Mendag Zulhas Ungkap Biang Kerok Beras Premium Langka di Ritel Modern
JAKARTA, Investortrust.id - Menteri Perdagangan (Mendag) Zulkifli Hasan atau yang akrab disapa Zulhas mengungkapkan penyebab beras premium langka di tingkat ritel modern. Masalah utama dikarenakan suplainya yang melambat.
Mendag Zulhas menjelaskan, suplai yang melambat tersebut disebabkan adanya perubahan iklim ekstrem akibat El Nino. Sehingga masa tanam padi pun mundur hingga beberapa bulan dan berakibat pada kenaikan harga.
Baca Juga
“Beras premium suplainya itu agak melambat, panen kita kan mundur. Suplainya melambat, harganya naik,” ucap Zulhas saat kunjungan di Transmart Cempaka Putih, Jakarta Pusat, Senin (19/2/2024).
Zulhas pun menyebutkan kalau harga beras premium sudah melambung hingga melebihi harga eceran tertinggi (HET) yang ditetapkan pemerintah, yakni Rp 69.500 per 5 kilogram.

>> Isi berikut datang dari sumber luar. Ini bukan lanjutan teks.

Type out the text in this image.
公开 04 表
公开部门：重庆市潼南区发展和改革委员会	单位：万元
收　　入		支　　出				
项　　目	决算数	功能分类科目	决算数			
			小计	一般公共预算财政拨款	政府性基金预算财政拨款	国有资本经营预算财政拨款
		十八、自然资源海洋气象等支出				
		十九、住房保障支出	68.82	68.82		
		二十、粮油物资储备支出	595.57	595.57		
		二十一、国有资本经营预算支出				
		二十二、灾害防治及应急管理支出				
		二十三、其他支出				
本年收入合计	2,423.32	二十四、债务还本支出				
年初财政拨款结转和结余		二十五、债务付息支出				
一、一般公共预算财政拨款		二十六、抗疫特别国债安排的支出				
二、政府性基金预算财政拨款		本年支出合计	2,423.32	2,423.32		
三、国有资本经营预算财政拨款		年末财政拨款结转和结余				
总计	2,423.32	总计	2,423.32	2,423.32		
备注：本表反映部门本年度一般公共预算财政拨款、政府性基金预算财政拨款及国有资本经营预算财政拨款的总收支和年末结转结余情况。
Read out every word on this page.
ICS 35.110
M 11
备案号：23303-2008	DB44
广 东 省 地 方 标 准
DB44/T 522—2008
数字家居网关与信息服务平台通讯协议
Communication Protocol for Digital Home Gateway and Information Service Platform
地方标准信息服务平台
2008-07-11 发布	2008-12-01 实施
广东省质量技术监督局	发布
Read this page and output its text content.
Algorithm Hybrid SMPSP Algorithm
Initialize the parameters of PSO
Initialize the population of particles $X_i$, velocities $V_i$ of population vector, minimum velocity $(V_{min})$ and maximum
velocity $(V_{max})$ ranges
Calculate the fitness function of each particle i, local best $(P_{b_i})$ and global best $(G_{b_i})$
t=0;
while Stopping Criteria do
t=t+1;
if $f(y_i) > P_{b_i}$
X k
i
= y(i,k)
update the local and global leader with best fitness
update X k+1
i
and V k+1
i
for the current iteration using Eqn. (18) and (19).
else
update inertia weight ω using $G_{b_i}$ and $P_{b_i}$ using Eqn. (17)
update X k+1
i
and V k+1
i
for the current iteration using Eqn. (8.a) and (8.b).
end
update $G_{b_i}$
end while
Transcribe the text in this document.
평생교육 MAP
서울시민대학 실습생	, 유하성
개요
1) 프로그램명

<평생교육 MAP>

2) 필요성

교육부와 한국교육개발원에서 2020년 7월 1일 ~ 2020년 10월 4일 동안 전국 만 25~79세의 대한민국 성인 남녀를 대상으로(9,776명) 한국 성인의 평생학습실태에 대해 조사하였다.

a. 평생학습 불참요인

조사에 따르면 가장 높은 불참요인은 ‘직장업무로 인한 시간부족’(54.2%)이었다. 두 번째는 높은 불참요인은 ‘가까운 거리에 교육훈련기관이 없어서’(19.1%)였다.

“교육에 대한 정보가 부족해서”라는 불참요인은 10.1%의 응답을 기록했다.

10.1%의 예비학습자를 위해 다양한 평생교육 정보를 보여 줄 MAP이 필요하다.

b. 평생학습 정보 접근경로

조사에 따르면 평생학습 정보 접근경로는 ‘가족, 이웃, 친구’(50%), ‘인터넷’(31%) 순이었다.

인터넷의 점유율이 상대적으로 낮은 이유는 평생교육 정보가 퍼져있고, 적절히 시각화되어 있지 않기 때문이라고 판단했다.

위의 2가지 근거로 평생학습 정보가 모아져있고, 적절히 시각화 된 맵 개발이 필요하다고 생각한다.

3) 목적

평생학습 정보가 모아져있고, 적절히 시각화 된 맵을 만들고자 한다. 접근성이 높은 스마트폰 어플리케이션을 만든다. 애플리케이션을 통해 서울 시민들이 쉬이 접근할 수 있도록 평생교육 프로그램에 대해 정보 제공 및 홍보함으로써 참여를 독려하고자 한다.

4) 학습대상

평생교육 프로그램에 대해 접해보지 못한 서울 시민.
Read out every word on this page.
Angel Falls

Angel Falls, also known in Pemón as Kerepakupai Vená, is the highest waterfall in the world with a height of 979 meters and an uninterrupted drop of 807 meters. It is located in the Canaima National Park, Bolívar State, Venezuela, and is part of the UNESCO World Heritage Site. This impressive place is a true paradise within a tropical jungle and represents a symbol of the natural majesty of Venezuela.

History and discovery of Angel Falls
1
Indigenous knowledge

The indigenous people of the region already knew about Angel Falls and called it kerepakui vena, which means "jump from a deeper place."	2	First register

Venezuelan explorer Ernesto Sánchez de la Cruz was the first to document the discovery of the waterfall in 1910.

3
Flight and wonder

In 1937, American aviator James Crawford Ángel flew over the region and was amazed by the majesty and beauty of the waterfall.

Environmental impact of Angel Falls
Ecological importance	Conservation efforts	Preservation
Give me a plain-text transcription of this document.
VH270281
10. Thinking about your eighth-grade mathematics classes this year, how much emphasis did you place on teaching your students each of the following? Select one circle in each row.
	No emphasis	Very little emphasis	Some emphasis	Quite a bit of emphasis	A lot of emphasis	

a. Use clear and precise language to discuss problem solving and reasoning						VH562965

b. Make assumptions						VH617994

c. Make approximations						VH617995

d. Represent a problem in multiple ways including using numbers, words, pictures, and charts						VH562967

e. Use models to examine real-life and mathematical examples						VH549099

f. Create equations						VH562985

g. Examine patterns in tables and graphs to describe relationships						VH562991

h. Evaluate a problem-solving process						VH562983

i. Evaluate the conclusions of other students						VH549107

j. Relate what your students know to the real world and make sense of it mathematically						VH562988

Harga yang sudah melebihi di atas HET tersebut pun yang membuat pengusaha di tingkat ritel modern tidak menjual beras premium di swalayan.
Baca Juga
“Ini (ritel) enggak ngambil karena premium itu harganya tinggi, tadi ada Rp 72.000, ada yang Rp 80.000, HET-nya Rp 69.500. Maka ritel modern tidak menjual premium,” terangnya.
“Kenapa kok suplai premium kok harganya tidak sesuai HET? Karena beras premium itu mundur panennya, jadi stoknya tidak seperti dulu. Karena panennya belum kan, El Nino,” tandas Mendag Zulhas.